火鉢には一塊の炭が燃え尽して、柔らかい白い灰は上の藁灰の圧力にたえかねて音もせずに落ち込んでしまった。この時再び家を動かして過ぎ去る風の行えをガラス越しに見送った時、何処とも知れず吹入った冷たい空気が膝頭から胸に浸み通るを覚えた。この時われは裏道を西向いてヨボヨボと行く一人の老翁を認めた。乞食であろう。その人の多様な過去の生活を現わすかのような継ぎはぎの襤褸は枯木のような臂を包みかねている。わが家の裏まで来て立止った。そして杖にすがったまま辛うじてかがんだ猫背を延ばして前面に何物をか求むるように顔を上げた。窪んだ眼にまさに没せんとする日が落ちて、頬冠りした手拭の破れから出た一束の白髪が凩に逆立って見える。再びヨボヨボと歩き出すと、ひとしきりの風が驀地に道の砂を捲いて老翁を包んだ時余は深き深き空想を呼起こした。しかしてこの哀れなる垂死の人の生涯を夢みた時、あたかもこの人の今の境遇が余の未来を現わしていて、余自身がこの翁の前身であるような感じがした。

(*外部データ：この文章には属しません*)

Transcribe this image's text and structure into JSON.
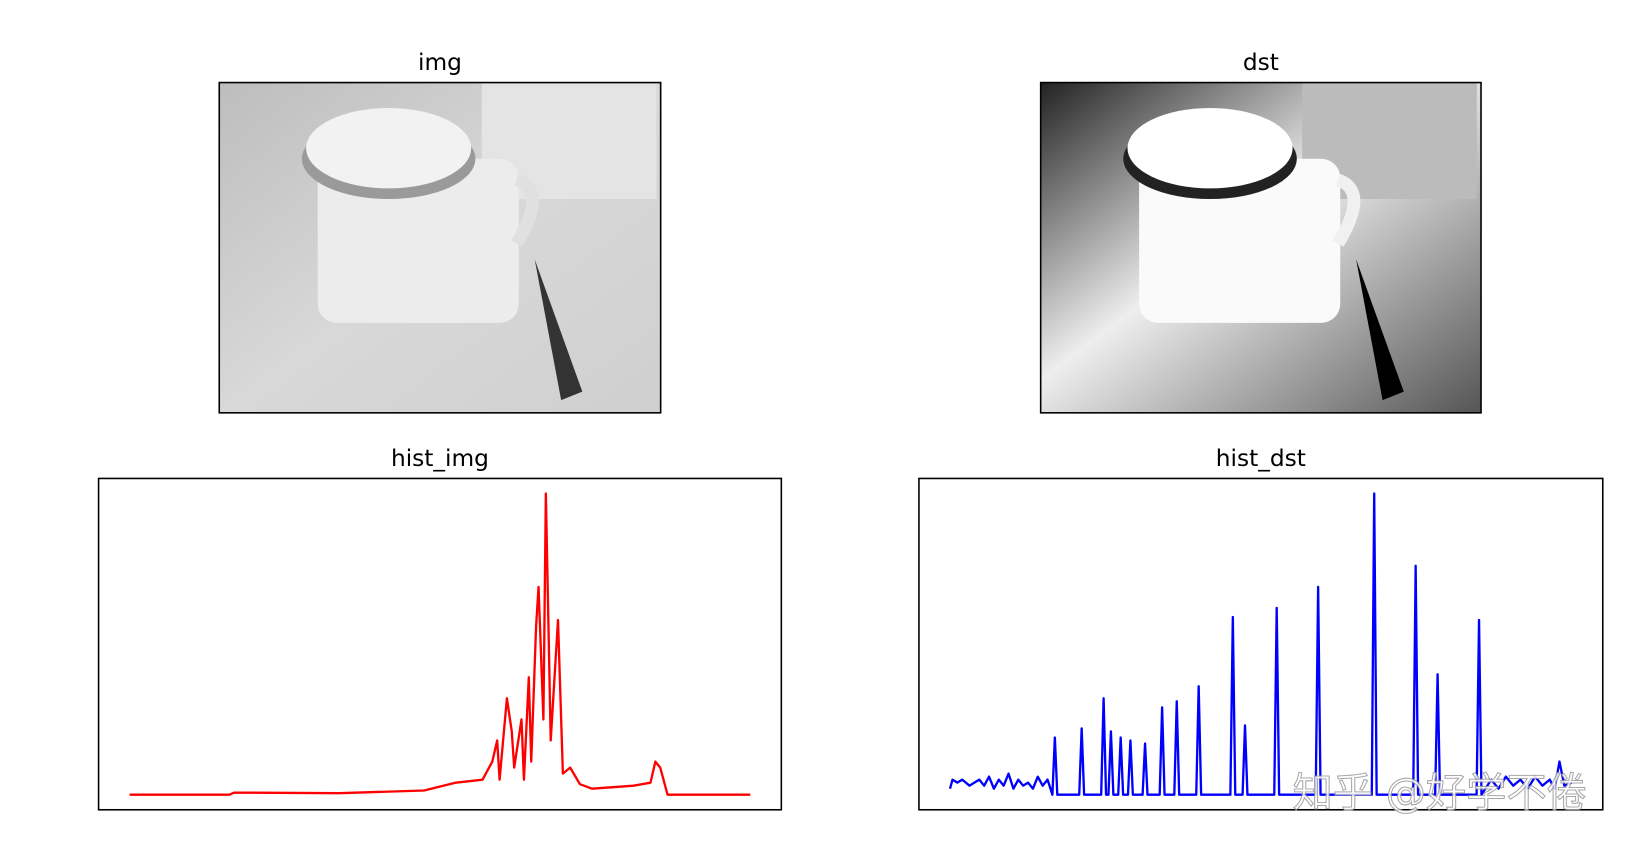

彼は必ず希望を抱いて生れ、希望の力によって生きて来たであろう。否今もなおこの凩に吹き散る雲の影のようななんらかの希望の影を追うているではあるまいか。そしてこの果敢ない影を捕えんとしては幾度か墓のに躓いているのではあるまいか。凡そ何がはかないと云っても、浮世の人の胸の奥底に潜んだまま長い長い年月を重ねて終にその人の冷たい亡骸と共に葬られてしまって、かつて光にふれずに消えてしまう希望程はかないものがあろうか。
浮世の人はいかなる眼で彼を見るであろうか。各自の望みを追うに暇のない世人は、たまに彼の萎びた掌に一片の銅貨を落す人はあっても、おそらくはそれはただ自分の心の中の慈善箱に投げ入れるに過ぎぬであろう。そして今特別の同情を以て見ている余にさえも、この何処の何人とも知れぬ人の記憶が長く止まっていようとも思われぬ。
彼はたぶん恋した事もあろう。そして過ぎ去った青春の夢は今幾何の温まりを霜夜の石の床にかすであろうか。
彼はたぶん志を立てた事もあろう。そして今幾何の効果を墓の下に齎そうとしているのであろう。
このような取り止めのない妄想に耽っている間に、老人の淋しい影は何処ともなく消え去った。突然向うの曲り角から愉快な子供の笑い声が起って周圍の粛殺を破った。あたかも老翁の過去の歓喜の声が、ここに一時反響しているかのごとく。